Doch nicht nur die unterschiedlichen Waffen führen uns zu unserem Ziel, auch unser Handy hat mehr auf dem Kasten, als wie zunächst vermuten würden. Über das Steuerkreuz lassen sich die diversen Apps hin- und herschalten, um eine andere Funktion auszuwählen. Je nach Umgebung müsst ihr unterschiedlich reagieren, eine UV-Lampe kann zum Beispiel Fußspuren sichtbar machen, um versteckte Wege zu offenbaren. Andere Apps wie das IR-Licht zeigen uns warme Kabelleitungen in der Wand an. Das Wechseln zwischen den Apps macht einen Heidenspaß und man fühlt sich wie ein echter Agent, der mithilfe der Umgebung Rätsel lösen muss. Dabei entdecken wir auf unserem Weg einige Hinweise wie Fotos, die auf unseren Gedächtnisverlust und das Mysterium hinter das Pandora-Headset hindeuten. Allerdings sind nicht alle Apps ein Augenschmaus, denn vor allem die Karte wirkt sehr unübersichtlich und gequetscht auf dem kleinen Handybildschirm. Auch die Grafik des Spiels lässt sich eher im mittelprächtigen Bereich ansiedeln. Geniale Effekte zaubern dafür die Erinnerungen, die wir im Spiel so manches Mal visualisieren und nacherleben können, um die Story weiter voranzutreiben. Dabei entsteht eine tolle Mischung zwischen den Rätseln, den Dialogen und den Schießereien mit anderen Männern. Am Ende eines jeden Abschnittes erwartet einen dann eine Pinnwand oder ein Tisch, auf dem alle Hinweise noch einmal gezeigt werden, damit der Spieler weiß, ob er nicht doch etwas übersehen hat.
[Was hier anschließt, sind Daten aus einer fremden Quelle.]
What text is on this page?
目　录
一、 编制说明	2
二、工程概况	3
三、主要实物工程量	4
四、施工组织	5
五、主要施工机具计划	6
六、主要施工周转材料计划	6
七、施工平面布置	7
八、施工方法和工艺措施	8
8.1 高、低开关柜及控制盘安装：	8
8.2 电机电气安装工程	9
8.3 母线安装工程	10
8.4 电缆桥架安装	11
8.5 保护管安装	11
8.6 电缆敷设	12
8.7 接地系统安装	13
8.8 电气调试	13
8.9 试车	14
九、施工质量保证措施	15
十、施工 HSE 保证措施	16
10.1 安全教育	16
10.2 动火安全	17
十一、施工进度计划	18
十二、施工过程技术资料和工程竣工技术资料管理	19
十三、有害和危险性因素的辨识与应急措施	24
Die vielen Funktionen des Handys sind mehr als praktisch, wenn ihr Rätsel lösen müsst

 

Und was ist daran Psycho?

Direkt zu Beginn des Spieles kann man sich entscheiden, ob man den vollen Psycho-Horror erleben möchte. Denn in der Anstalt erwarten einen so manches Mal verstörende Szenen, die nicht nur weich gekochten Spielern die Knie schlottern lassen. Da kann es zum Beispiel vorkommen, dass wir Räume mehrmals betreten und sich das Mobiliar plötzlich selbstständig macht. Denn wie sollen es Stühle sonst schaffen, sich rudelartig zu vermehren? Je tiefer wir in das Spiel eintauchen, desto skurriler wird das Erlebte. Auch Begegnungen mit anderen Insassen lassen einen innerhalb der knapp zweistelligen Spielzeit nicht kalt. Wirklich gewöhnungsbedürftig ist zudem die Schusstechnik, mit der ihr um die Ecke schießen könnt. Ihr befindet euch somit zwar in Deckung, könnt aber trotzdem in aller Seelenruhe die Gegner mithilfe einer Wärmetönung orten und abknallen. Sehr gewöhnungsbedürftig hält einen allerdings vom schnellen Tod ab. Doch nicht immer ist das Schießen die beste Methode, denn je nachdem, welche Entscheidungen ihr im Spiel trefft, könnt ihr ein anderes Ende erleben.

 

Positiv:

Nutzung der vielen Apps macht Spaß und ist abwechslungsreich
Guter Mix aus Story, Ballereien und Rätseln
Perfekt abgestimmte Soundeffekte und Musik erzeugen spannende Stimmung

Negativ:

Schwerer Einstieg in das Spiel ohne viele Erklärungen
Grafik eher mittelprächtig
Viele textlastige Passagen, die viele abschrecken könnten
[testimonial_slider][testimonial image_url=”58908″ image_width=”180″ image_height=”180″ name=”Jasmin Paskuda, Redakteurin”]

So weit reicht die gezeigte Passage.